Do tej pory takie wydarzenia pozostawały poza zasięgiem naukowców, skryte przez dyski protoplanetarne - obracający się dookoła młodej gwiazdy krąg gazu i pyłu, spłaszczony siłą obrotową.

Co odkryto?

Dane z ALMA wykazują, że ów dysk otaczający V960 Mon ulega właśnie fragmentacji - czyli jest niestabilny grawitacyjnie i część jego fragmentów zapada się w zalążki planet. Te struktury właśnie odnaleziono dzięki rozbłyskowi gwiazdy. Każdy z kosmicznych noworodków w kształcie spiralnym ma masę kilkukrotnie przewyższającą masę naszej planety, a będzie ona jeszcze rosła. 

Mając przykład z V960 Mon, naukowcy rozglądają się za kolejnymi młodymi gwiazdami, których rozbłyski mogłyby pomóc zauważyć kolejne zjawiska fragmentacji dysków protoplanetarnych. To pomoże ustalić jaki rodzaj formowania takich planet jest najpowszechniejszy we Wszechświecie.

Zakładane są dwa sposoby, w jakie formują się gazowe olbrzymy. Pierwszy zakłada proces podobny do powstania Ziemi, czyli charakterystyczny dla planet skalistych - stopniowe zwiększanie masy i rozmiarów przez zgarnianie materii z otoczenia.

Druga metoda zakłada proces bliższy gwiazdom, czyli lokalne zagęszczenie gazu i pyłu osiąga masę prowadzącą do kolapsu materii w jednym miejscu. 

Wyjątkowe zjawiska w kosmosie

Nie wszystkie unikatowe zjawiska wymagają do oglądania teleskopów. W przyszłym roku czeka nas szansa ujrzenia nietuzinkowej komety, na której zachodzą procesy kriowulkaniczne, w efekcie których wygląda, jakby miała rogi.

Czytaj także: https://innpoland.pl/196676,zbliza-sie-do-nas-kometa-pon-brooks-zobaczymy-ja-golym-okiem

Kometa Pon-Brooks osiągnie peryhelium swojej orbity (punkt położony najbliżej Słońca) 21 kwietnia 2024 roku. Nieco później, bo 2 czerwca 2024 roku będziemy mogli ją zaobserwować na Ziemi. Wtedy przeleci przez punkt najbliższy nam i powinna być doskonale widoczna na nocnym niebie. Obserwatorzy liczą, że do tego czasu doświadczą jeszcze kolejnych burzliwych widowisk z jądra komety.  Kometa ma lodowe jądro zbudowane z mieszaniny lodu, pyłu i gazu. Charakterystyczny dla komet obłok, nazywany "ogonem" albo "warkoczem" to gaz uwalniany z wnętrza jądra i pył odrywający się od powierzchni. Ten pierwszy ma błękitny kolor i wyrywany jest wiatrem solarnym, więc zawsze kieruje się w stronę przeciwną do Słońca. Pyłowy warkocz jest biały i zakrzywiony w kierunku toru lotu komety.

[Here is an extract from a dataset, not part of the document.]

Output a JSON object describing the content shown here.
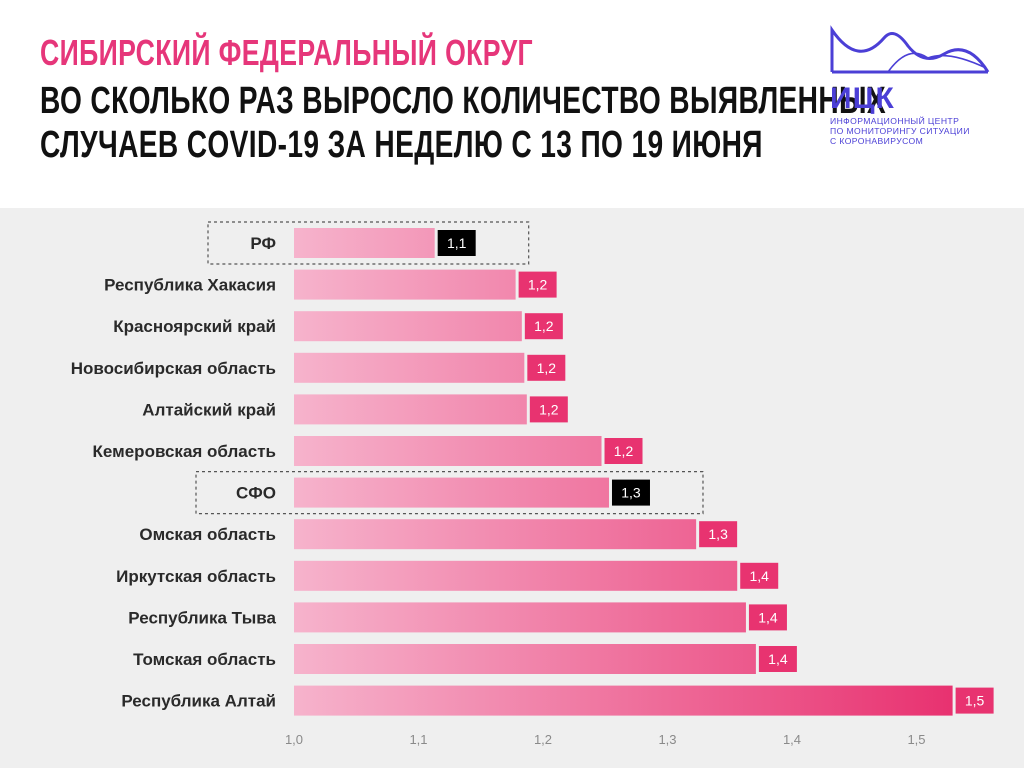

Kiedy kometa 12P zbliża się do Słońca, nabiera temperatury, zwiększa swoją objętość i w efekcie na powierzchni dochodzi do reakcji wulkanicznych. Tzw. kriomagma, mieszanina lodu i gazu, wydostaje się na powierzchnię, rozjaśniając kometę, która odbija wtedy więcej promieni słonecznych.